P/1 – Tá bom. E o que é a coisa mais importante assim pra você hoje?

R – Pra mim? A minha família. Ter meu pai, minha mãe.

P/1 – E quais são seus sonhos?

R – Eu acho que é ter a minha família. Ter meu marido, ter meu filho ou minha filha. Chegar no final do ano, conseguir montar a árvore de Natal com todo mundo. Eu gosto de muita gente, eu gosto de família grande e a minha família é grande, mas não é daqui. Meu pai eles são 12 irmãos, alguns são falecidos, mas ainda moram no Nordeste, né? Eu tenho o meu pai e tenho um tio que a gente voltou a se falar já faz alguns anos. Então a gente tem uma família que hoje ela é um pouco maior do que a gente tinha.

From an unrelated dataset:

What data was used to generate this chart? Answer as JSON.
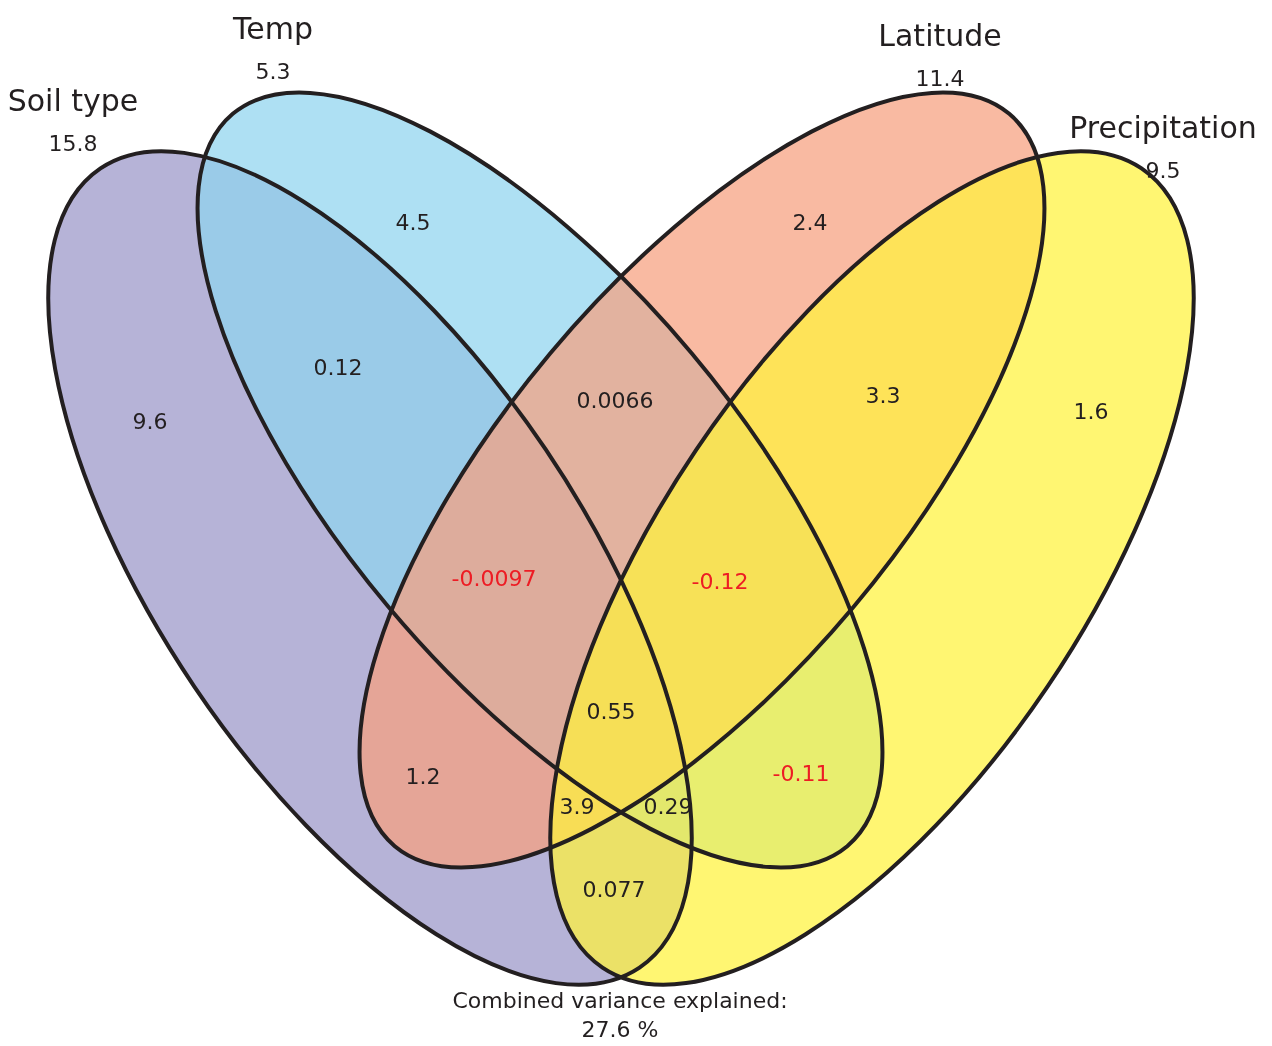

E a família da minha mãe também é pequena, eles são cinco irmãos, duas mulheres e três homens, os três homens já são falecidos, e eu tenho essa minha tia Célia. Então a minha família é grande e é pequena ao mesmo tempo. Então tenho vontade de ter uma família grande, mas com 35 anos eu sei que eu não vou conseguir muito, mas meus filhos quem sabe?

P/1 – E tem alguma coisa que eu não perguntei que você gostaria de acrescentar?

R – Eu acho que não. Eu acho que nós conversamos sobre tudo.

P/1 – E como é que foi contar a sua história assim aqui hoje?

R – Olha, emocionante porque eu sou chorona então eu tenho que me segurar muito. São coisas que você às vezes relembrar... A gente nunca para. Eu acho que o tempo é tão corrido que a gente nunca para pra avaliar o que a gente fez, o que não fez. Quando ontem eu comecei a procurar, que a Tati não tinha dito pra mim das fotos, então quando veio o e-mail das fotos, de falar você tem que encontrar de seis, seria bom de seis a dez fotos, e aí eu comecei a procurar as fotos e eu comecei a voltar, resgatar minha história. Então você começa a olhar cada coisa e ver como que você evoluiu mesmo e com certo saudosismo, que infelizmente ou felizmente o tempo não volta então a gente tem que aproveitar ao máximo. Eu falo, eu prefiro me arrepender as coisas que eu fiz do que das coisas que eu não fiz.

P/1 – Tá bom. Então muito obrigada pela sua entrevista, abrir a Casa aqui pra gente.